The law’s retroactive reach is also central. Because the ineligibility grounds apply to claims made on or after June 3, 2025, some people who filed after that date may face consequences from a rule that became law only after royal assent on March 26, 2026.
That feature has sharpened objections from refugee lawyers and rights groups. They argue that retroactive limits can narrow access to protection for people who were already in Canada and navigating an asylum process that has now changed around them.
Process changes inside the IRB system could also affect people whose claims remain eligible. The requirement that only “schedule-ready” complete claims be referred to the board places added weight on filing a fully prepared case at the start.

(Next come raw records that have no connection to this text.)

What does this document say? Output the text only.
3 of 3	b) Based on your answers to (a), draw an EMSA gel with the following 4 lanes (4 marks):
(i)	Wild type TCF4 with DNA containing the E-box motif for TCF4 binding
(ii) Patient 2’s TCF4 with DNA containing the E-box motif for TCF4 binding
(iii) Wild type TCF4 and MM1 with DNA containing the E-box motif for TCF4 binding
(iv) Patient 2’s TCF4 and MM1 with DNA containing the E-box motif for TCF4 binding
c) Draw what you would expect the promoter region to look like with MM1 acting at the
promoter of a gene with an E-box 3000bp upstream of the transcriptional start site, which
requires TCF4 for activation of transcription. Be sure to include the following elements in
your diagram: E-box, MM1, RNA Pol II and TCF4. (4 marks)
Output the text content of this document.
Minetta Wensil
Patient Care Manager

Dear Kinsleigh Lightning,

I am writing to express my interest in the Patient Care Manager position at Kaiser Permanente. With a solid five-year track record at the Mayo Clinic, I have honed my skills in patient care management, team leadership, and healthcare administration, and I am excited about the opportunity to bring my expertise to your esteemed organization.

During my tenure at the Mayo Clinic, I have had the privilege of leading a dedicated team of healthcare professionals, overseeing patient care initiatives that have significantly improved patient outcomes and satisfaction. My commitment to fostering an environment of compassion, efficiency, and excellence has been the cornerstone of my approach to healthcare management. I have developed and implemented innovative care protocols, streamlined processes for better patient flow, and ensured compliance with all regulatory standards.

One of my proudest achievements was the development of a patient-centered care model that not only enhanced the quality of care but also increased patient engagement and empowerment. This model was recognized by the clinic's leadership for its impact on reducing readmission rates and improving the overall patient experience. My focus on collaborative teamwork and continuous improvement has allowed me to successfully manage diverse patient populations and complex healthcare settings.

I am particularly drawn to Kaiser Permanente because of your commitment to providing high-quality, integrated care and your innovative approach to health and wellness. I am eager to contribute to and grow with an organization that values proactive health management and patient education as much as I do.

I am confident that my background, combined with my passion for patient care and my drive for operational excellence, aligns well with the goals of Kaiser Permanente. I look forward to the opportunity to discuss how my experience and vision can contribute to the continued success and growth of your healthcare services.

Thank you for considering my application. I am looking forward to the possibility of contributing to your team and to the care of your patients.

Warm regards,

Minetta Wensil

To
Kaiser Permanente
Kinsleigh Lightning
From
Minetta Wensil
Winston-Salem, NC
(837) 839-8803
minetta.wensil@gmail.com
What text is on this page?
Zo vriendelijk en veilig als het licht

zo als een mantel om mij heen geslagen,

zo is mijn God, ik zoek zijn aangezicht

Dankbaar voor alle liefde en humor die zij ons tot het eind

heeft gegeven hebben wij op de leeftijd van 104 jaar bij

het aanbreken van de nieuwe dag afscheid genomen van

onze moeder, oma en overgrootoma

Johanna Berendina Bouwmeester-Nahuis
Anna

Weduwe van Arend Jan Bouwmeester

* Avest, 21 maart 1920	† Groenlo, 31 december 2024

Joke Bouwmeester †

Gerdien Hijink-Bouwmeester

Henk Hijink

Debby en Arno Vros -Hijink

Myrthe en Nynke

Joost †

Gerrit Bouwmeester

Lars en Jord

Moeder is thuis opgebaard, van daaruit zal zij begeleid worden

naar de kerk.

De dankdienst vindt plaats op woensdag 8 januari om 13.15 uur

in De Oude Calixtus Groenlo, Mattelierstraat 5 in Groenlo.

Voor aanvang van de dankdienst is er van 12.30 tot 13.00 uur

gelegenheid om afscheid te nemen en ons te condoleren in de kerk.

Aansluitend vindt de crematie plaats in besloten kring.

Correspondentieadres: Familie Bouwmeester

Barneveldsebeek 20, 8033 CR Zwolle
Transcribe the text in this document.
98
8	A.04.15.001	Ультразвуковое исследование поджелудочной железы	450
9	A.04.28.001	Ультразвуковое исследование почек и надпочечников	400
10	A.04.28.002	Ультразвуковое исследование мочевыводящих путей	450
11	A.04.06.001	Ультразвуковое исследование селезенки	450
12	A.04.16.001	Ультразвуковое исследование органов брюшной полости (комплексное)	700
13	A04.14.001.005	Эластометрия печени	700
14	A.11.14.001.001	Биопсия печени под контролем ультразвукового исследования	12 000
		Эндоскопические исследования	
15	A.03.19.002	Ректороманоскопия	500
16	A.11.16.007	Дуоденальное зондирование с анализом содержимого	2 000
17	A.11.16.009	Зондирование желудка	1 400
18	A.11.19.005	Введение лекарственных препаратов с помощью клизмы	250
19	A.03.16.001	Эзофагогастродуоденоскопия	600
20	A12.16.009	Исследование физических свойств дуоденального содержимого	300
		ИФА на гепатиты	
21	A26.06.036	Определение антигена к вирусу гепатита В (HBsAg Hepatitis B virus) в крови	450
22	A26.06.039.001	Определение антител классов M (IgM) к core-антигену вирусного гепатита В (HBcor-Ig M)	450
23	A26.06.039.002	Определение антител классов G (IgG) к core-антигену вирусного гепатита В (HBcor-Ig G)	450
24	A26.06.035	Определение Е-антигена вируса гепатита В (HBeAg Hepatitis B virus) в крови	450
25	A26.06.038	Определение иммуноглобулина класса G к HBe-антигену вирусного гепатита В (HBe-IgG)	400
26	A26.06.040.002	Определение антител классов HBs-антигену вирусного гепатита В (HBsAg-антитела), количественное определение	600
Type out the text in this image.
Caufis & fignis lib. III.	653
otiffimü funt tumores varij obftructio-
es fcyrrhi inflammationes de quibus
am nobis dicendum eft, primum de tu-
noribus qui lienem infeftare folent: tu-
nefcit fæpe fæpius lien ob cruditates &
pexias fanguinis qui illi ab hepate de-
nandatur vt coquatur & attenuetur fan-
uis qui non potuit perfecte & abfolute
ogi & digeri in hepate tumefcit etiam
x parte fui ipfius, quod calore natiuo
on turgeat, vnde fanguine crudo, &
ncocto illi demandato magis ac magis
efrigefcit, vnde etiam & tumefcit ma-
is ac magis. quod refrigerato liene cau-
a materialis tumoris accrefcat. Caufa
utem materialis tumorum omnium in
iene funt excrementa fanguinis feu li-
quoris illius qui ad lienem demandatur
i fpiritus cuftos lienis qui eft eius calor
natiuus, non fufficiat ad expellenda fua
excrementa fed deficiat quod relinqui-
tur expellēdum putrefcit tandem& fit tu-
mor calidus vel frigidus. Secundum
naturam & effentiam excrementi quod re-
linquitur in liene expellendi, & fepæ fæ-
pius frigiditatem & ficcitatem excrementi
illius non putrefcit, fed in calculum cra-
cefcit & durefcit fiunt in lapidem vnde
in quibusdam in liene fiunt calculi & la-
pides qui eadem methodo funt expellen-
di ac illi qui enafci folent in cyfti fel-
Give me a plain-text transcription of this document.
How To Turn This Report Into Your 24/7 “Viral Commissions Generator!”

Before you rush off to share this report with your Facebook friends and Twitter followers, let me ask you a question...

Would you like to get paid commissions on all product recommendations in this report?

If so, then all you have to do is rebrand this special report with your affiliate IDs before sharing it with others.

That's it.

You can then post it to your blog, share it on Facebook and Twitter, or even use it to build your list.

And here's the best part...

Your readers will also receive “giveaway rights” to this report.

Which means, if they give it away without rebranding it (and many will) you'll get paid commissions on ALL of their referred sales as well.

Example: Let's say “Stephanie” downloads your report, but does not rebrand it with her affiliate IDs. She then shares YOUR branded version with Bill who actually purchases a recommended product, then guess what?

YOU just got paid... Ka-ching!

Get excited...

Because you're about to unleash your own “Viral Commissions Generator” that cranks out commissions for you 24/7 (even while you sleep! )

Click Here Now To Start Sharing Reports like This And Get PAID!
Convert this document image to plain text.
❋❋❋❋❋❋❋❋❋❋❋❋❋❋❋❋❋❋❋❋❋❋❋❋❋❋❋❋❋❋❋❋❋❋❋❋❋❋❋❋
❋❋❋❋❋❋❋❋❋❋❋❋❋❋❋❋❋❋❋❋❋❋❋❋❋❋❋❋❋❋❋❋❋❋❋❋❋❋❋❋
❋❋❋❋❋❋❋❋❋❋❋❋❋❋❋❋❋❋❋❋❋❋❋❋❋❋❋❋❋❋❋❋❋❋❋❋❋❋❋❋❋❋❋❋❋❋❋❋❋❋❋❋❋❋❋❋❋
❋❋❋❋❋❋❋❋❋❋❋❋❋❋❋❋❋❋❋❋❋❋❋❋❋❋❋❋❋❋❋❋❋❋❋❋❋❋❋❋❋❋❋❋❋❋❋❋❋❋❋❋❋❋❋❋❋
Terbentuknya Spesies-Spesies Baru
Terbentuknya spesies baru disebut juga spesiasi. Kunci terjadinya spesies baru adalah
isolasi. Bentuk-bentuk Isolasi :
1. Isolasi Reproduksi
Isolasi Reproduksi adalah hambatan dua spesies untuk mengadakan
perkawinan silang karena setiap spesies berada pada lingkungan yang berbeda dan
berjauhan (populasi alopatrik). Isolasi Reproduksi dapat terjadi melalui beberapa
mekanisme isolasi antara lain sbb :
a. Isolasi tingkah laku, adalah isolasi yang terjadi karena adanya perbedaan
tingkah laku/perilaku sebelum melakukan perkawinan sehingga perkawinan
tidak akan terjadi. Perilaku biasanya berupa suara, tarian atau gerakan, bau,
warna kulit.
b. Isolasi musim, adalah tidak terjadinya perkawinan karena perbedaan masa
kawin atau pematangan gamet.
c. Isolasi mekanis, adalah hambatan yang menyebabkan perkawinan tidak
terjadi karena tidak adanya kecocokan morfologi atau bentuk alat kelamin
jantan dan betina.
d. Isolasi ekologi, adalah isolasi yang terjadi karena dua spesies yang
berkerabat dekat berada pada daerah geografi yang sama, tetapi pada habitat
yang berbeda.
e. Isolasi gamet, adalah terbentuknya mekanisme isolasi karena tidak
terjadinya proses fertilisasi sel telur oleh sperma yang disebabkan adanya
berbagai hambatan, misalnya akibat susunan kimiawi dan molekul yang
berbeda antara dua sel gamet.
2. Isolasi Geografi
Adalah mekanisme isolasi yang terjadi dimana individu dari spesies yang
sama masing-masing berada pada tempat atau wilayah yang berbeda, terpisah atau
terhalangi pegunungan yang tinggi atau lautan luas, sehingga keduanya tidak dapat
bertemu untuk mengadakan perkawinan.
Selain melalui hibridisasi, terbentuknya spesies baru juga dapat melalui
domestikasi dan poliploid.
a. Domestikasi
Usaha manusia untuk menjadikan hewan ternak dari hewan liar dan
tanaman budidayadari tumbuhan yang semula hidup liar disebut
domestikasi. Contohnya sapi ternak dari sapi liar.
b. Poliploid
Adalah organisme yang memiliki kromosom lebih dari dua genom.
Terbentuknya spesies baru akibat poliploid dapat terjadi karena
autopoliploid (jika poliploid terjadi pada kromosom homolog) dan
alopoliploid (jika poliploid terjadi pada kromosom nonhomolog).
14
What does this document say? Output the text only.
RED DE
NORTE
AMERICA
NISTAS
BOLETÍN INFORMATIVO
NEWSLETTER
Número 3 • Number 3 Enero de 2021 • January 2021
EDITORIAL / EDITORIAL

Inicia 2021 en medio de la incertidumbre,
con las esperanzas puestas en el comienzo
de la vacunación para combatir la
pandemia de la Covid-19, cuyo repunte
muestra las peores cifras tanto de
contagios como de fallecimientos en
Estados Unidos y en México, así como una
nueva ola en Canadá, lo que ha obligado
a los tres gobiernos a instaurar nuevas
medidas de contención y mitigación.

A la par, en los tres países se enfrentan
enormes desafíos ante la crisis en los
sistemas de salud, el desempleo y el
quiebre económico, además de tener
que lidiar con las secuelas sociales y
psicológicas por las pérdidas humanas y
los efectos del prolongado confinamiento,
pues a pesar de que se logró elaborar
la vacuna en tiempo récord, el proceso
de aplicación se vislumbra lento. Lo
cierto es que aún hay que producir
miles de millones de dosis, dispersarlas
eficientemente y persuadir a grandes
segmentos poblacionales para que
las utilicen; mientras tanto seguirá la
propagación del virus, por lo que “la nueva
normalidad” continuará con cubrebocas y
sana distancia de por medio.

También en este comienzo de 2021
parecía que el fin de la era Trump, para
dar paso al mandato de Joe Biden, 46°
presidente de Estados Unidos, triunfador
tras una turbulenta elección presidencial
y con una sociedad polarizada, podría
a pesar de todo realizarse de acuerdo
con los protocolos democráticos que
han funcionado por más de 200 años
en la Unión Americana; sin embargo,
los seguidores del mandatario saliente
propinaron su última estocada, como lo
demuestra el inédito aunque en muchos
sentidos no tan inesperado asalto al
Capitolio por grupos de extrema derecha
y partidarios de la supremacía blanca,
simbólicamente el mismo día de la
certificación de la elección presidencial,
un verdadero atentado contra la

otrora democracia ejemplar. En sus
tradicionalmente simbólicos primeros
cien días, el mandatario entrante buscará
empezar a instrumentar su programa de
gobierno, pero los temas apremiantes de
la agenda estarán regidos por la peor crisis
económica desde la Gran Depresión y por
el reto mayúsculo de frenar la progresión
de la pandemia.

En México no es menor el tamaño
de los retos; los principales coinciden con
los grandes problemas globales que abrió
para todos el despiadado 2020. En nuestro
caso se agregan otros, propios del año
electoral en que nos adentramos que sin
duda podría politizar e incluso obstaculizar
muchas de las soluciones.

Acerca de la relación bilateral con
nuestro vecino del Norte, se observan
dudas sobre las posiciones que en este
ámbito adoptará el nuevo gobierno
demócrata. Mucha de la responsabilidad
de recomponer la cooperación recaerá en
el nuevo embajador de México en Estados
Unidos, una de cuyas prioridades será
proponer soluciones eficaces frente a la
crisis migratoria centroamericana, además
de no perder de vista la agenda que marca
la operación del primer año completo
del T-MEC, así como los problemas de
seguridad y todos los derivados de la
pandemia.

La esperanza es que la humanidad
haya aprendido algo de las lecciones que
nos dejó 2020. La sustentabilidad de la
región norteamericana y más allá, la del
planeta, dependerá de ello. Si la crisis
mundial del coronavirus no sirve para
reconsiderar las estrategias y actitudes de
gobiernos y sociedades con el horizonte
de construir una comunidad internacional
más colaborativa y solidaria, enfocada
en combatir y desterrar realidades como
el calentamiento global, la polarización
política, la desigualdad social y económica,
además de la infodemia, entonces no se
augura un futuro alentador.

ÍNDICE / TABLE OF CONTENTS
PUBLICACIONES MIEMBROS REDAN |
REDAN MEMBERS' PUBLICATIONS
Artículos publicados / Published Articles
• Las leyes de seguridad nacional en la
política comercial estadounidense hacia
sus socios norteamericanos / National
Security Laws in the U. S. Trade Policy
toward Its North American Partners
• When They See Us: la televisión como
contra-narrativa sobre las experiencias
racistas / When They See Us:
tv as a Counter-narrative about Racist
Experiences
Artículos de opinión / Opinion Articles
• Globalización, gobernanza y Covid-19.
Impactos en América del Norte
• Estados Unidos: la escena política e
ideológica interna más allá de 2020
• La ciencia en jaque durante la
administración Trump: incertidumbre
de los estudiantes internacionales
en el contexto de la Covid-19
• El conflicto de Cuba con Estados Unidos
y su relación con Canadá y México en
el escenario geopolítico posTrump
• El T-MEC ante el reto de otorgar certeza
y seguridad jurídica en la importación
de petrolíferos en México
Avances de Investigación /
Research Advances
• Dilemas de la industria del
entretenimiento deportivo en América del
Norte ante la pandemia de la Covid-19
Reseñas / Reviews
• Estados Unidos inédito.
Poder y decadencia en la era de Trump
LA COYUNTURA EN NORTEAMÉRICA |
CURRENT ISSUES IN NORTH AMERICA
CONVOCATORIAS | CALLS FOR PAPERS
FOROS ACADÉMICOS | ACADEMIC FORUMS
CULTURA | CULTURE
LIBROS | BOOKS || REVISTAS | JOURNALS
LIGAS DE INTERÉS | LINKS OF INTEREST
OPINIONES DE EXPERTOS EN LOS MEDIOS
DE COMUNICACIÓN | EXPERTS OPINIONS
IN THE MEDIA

The abandonment provision does the same. If a claimant voluntarily returns to their country of alleged persecution or is absent from Canada, the claim will be treated as abandoned.
Immediate effect for removal orders after a claim withdrawal adds another layer of pressure. Once a claimant withdraws, the removal order takes effect at once.
Advocates say those rules can have sharp consequences for vulnerable people with unstable housing, limited legal help or urgent family obligations outside Canada. Ministers, by contrast, have framed them as administrative tools aimed at moving cases more efficiently and reducing misuse.
The divide between those positions runs through nearly every part of the bill. Government ministers describe a system under sustained pressure that needs clearer controls and stronger enforcement tools. Refugee and migrant rights groups describe a legal shift that narrows access to protection and pushes more people into a weaker screening process.
Impact on temporary residents and data sharing
The dispute extends beyond refugees to temporary residents and applicants in other immigration streams. Because Bill C-12 allows the government to pause or cancel classes of work permits, study permits and permanent resident visas, critics say the law reaches far beyond asylum and could reshape how Ottawa manages immigration during periods of political or operational pressure.
Expanded data sharing between Immigration, Refugees and Citizenship Canada and other agencies, including government-owned corporations, has added to those concerns. Rights groups say wider information-sharing can raise risks for migrants and applicants whose cases already depend on sensitive personal details.
What affected applicants are advised to do
For people affected by the new restrictions, the immediate advice is practical rather than political. Ineligible claimants and affected applicants are advised to consult IRCC guidance or legal experts.
That matters because individual circumstances may still receive consideration, including cases involving unaccompanied minors. As Bill C-12 moves from legislation into day-to-day enforcement, those case-by-case outcomes may determine how far the Strengthening Canada’s Immigration System and Borders Act reshapes access to protection in Canada.